Sultan Qabus took power in 1970 by deposing
his own father, Said bin Taimur, who has been in power
for 38 years. Under the new Sultan, Oman underwent a
modernization with foreign support and good economic
growth as a result. However, there has been no
democratization to speak of, although a constitution was
adopted and an advisory assembly was established in the
List of most commonly used acronyms containing Oman. Also includes historical, economical and political aspects of the country.
The arch-conservative and aspiring sultan Said bin
Taimur had since his entry into power in 1932 had almost
completely isolated Oman from the outside world (see
Older history). Qabus bin Said Al Said, who took over
the palace coup in 1970, was educated in the United
Kingdom and had embraced modern, Western ideas. His coup
is believed to have been supported by the British, as
well as by Omani militaries.
The new sultan initiated a comprehensive
modernization of society, which in many respects was at
the medieval level. While Oman was opened to the outside
world, roads, ports, schools and hospitals were built.
The build-up was almost explosive during the first
years, though not always so well-planned. It was
financed with foreign loans, despite growing oil
revenues, which began to be mined in the country in
At the time of the 1970 power shift, there was
concern in the province of Dhofar, which was only
loosely linked to Oman. Since 1965, a liberation army
supported by the then independent, communist South Yemen
had been active there. The Sultan tried to involve
guerrillas in development projects for Dhofar's poor.

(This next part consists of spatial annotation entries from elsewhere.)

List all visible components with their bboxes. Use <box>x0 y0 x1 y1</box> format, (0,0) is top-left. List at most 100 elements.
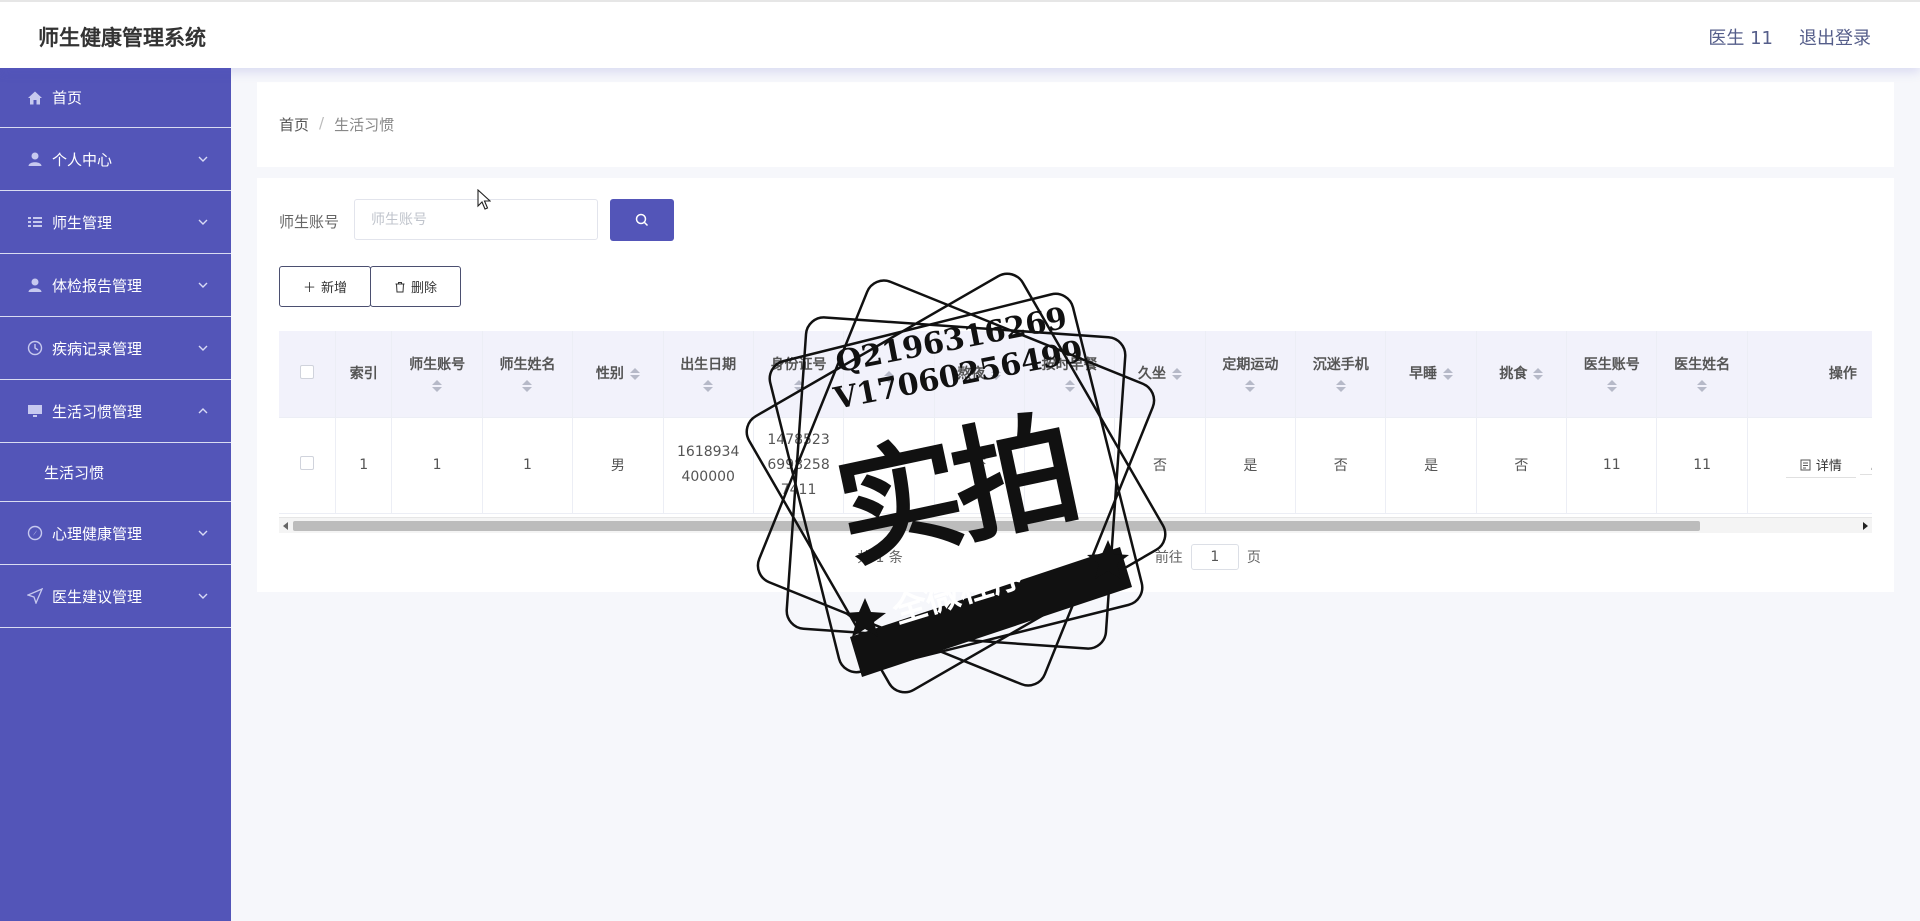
sort-icon[interactable] <box>793 379 804 392</box>
chevron-down-icon <box>198 345 208 351</box>
row-select-cell <box>279 417 336 514</box>
sort-icon[interactable] <box>883 370 894 383</box>
column-header[interactable]: 身份证号 <box>753 331 845 418</box>
cell-text: 1618934 <box>677 444 740 460</box>
cell-text: 1478523 <box>767 431 830 448</box>
sidebar-item-label: 医生建议管理 <box>52 587 143 606</box>
sort-icon[interactable] <box>1697 379 1708 392</box>
sidebar-item-disease-records[interactable]: 疾病记录管理 <box>0 317 231 380</box>
chevron-up-icon <box>198 408 208 414</box>
column-header[interactable]: 医生账号 <box>1566 331 1658 418</box>
page-jump-input[interactable] <box>1190 544 1239 570</box>
cell-gender: 男 <box>572 417 664 514</box>
column-header[interactable]: 挑食 <box>1476 331 1568 418</box>
sort-icon[interactable] <box>991 367 1002 380</box>
edit-button[interactable] <box>1860 456 1872 475</box>
column-label: 操作 <box>1828 365 1857 382</box>
scroll-right-icon[interactable] <box>1863 522 1868 530</box>
cell-sedentary: 否 <box>1114 417 1206 514</box>
cell-doctor-account: 11 <box>1566 417 1658 514</box>
column-header[interactable]: 出生日期 <box>663 331 754 418</box>
main-card: 师生账号 ＋ 新增 删除 索引 师生账号 师生姓名 性别 <box>257 178 1894 592</box>
horizontal-scrollbar[interactable] <box>279 517 1872 533</box>
column-header[interactable]: 熬夜 <box>934 331 1025 418</box>
sidebar-item-label: 体检报告管理 <box>52 276 143 295</box>
add-button[interactable]: ＋ 新增 <box>279 266 371 307</box>
current-user[interactable]: 医生 11 <box>1708 24 1773 50</box>
column-label: 医生姓名 <box>1674 356 1731 373</box>
column-header[interactable]: 性别 <box>572 331 664 418</box>
cell-text: 6998258 <box>767 456 830 473</box>
chevron-down-icon <box>198 530 208 536</box>
sort-icon[interactable] <box>629 367 640 380</box>
sort-icon[interactable] <box>703 379 714 392</box>
sort-icon[interactable] <box>1335 379 1346 392</box>
select-all-checkbox[interactable] <box>299 364 314 379</box>
next-page-icon[interactable] <box>1110 552 1117 562</box>
column-header[interactable]: 师生姓名 <box>482 331 574 418</box>
column-header[interactable]: 按时早餐 <box>1024 331 1116 418</box>
clock-icon <box>27 340 43 356</box>
column-header[interactable]: 师生账号 <box>391 331 483 418</box>
select-all-cell <box>279 331 336 418</box>
cell-text: 7411 <box>780 481 817 498</box>
pagination-total: 共 1 条 <box>857 550 903 566</box>
breadcrumb-current: 生活习惯 <box>334 116 395 134</box>
mouse-cursor-icon <box>477 189 491 210</box>
cell-birth-date: 1618934 400000 <box>663 417 754 514</box>
sort-icon[interactable] <box>432 379 443 392</box>
sort-icon[interactable] <box>1533 367 1544 380</box>
sort-icon[interactable] <box>1171 367 1182 380</box>
cell-doctor-name: 11 <box>1656 417 1748 514</box>
table-header-row: 索引 师生账号 师生姓名 性别 出生日期 身份证号 熬夜 按时早餐 久坐 定期运… <box>279 331 1872 418</box>
cell-picky-eating: 否 <box>1476 417 1568 514</box>
sort-icon[interactable] <box>1064 379 1075 392</box>
table-row[interactable]: 1 1 1 男 1618934 400000 1478523 6998258 7411… <box>279 417 1872 514</box>
column-header[interactable]: 定期运动 <box>1205 331 1297 418</box>
column-header[interactable]: 沉迷手机 <box>1295 331 1387 418</box>
sidebar-subitem-lifestyle[interactable]: 生活习惯 <box>0 443 231 502</box>
sidebar-item-lifestyle-habits[interactable]: 生活习惯管理 <box>0 380 231 443</box>
chevron-down-icon <box>198 219 208 225</box>
add-button-label: 新增 <box>321 281 348 296</box>
breadcrumb: 首页 / 生活习惯 <box>279 114 394 135</box>
search-icon <box>635 213 649 227</box>
breadcrumb-card: 首页 / 生活习惯 <box>257 82 1894 167</box>
column-header: 操作 <box>1747 331 1872 418</box>
cell-stay-up: 否 <box>934 417 1025 514</box>
column-header[interactable]: 医生姓名 <box>1656 331 1748 418</box>
sort-icon[interactable] <box>1443 367 1454 380</box>
column-label: 定期运动 <box>1222 356 1279 373</box>
detail-button[interactable]: 详情 <box>1785 452 1856 478</box>
logout-link[interactable]: 退出登录 <box>1799 24 1871 50</box>
sort-icon[interactable] <box>1606 379 1617 392</box>
search-input[interactable] <box>354 199 598 240</box>
column-label: 挑食 <box>1499 365 1528 382</box>
search-button[interactable] <box>610 199 674 241</box>
sidebar: 首页 个人中心 师生管理 体检报告管理 疾病记录管理 生活习惯管理 生活习惯 心… <box>0 68 231 921</box>
sidebar-item-doctor-advice[interactable]: 医生建议管理 <box>0 565 231 628</box>
row-checkbox[interactable] <box>299 456 314 470</box>
sort-icon[interactable] <box>1245 379 1256 392</box>
sort-icon[interactable] <box>522 379 533 392</box>
column-label: 师生账号 <box>409 356 466 373</box>
chevron-down-icon <box>198 282 208 288</box>
sidebar-item-teacher-student[interactable]: 师生管理 <box>0 191 231 254</box>
sidebar-item-personal-center[interactable]: 个人中心 <box>0 128 231 191</box>
cell-sleep-early: 是 <box>1385 417 1477 514</box>
breadcrumb-home[interactable]: 首页 <box>279 114 309 135</box>
sidebar-item-home[interactable]: 首页 <box>0 68 231 128</box>
column-header[interactable]: 早睡 <box>1385 331 1477 418</box>
scroll-left-icon[interactable] <box>283 522 288 530</box>
column-label: 索引 <box>349 365 378 382</box>
detail-button-label: 详情 <box>1815 459 1842 474</box>
scrollbar-thumb[interactable] <box>293 521 1700 531</box>
sidebar-item-mental-health[interactable]: 心理健康管理 <box>0 502 231 565</box>
delete-button[interactable]: 删除 <box>370 266 461 307</box>
column-header[interactable] <box>843 331 935 418</box>
chevron-down-icon <box>198 156 208 162</box>
user-icon <box>27 277 43 293</box>
column-header[interactable]: 久坐 <box>1114 331 1206 418</box>
sidebar-item-checkup-report[interactable]: 体检报告管理 <box>0 254 231 317</box>
breadcrumb-separator: / <box>319 114 325 132</box>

When it refused to participate, the regime reintroduced
the military and in 1975 the insurgency was wounded with
the support of British, Iranian and Jordanian troops.
The following year, the Sultan issued an amnesty for the
In the early 1980s, he set up a consultative council
that would give him guidance on important issues.
However, all the members had to be approved by the
sultan, who continued to govern unequivocally.
The regime struck in 1994 against what was said to be
militant Islamist movements in the country. The security
service arrested several hundred people. Some were
sentenced to death, but the sentence was later converted
In the late 1990s, falling oil prices led to
financial problems. The government was forced to make
cuts in the public sector, which led to protests from
young people who risked unemployment.
During the 1990s, a small step was taken in a
democratic direction, when the sultan replaced the
country's powerless consultative assembly with a new
consultative council, majlis al-shura, whose
members would be appointed by a small group of elected
In 1996, the regent introduced for the first time in
the country's history a kind of written constitution.
There it was stated that Oman would have a "parliament"
with a lower house and an upper house. In 2000, direct
elections were held for majlis al-shura, but only a
tenth of the citizens were allowed to vote. Two women
were elected to the lower house.
Two years later, the sultan introduced the right to
vote for all citizens over 21 years, including women,
but the turnout was no more than 30 percent in the 2003
elections.. In the 2007 election, no woman got a seat in
the lower house, but three women joined the government.
In early 2005, almost 100 people were arrested,
accused of planning to restore the imamate through a
coup d'état (see Older History). Of those arrested, 31
were sentenced to prison, but they were later pardoned.
When Oman was shaken by demonstrations in connection
with the Arab Spring 2011, the development was similar.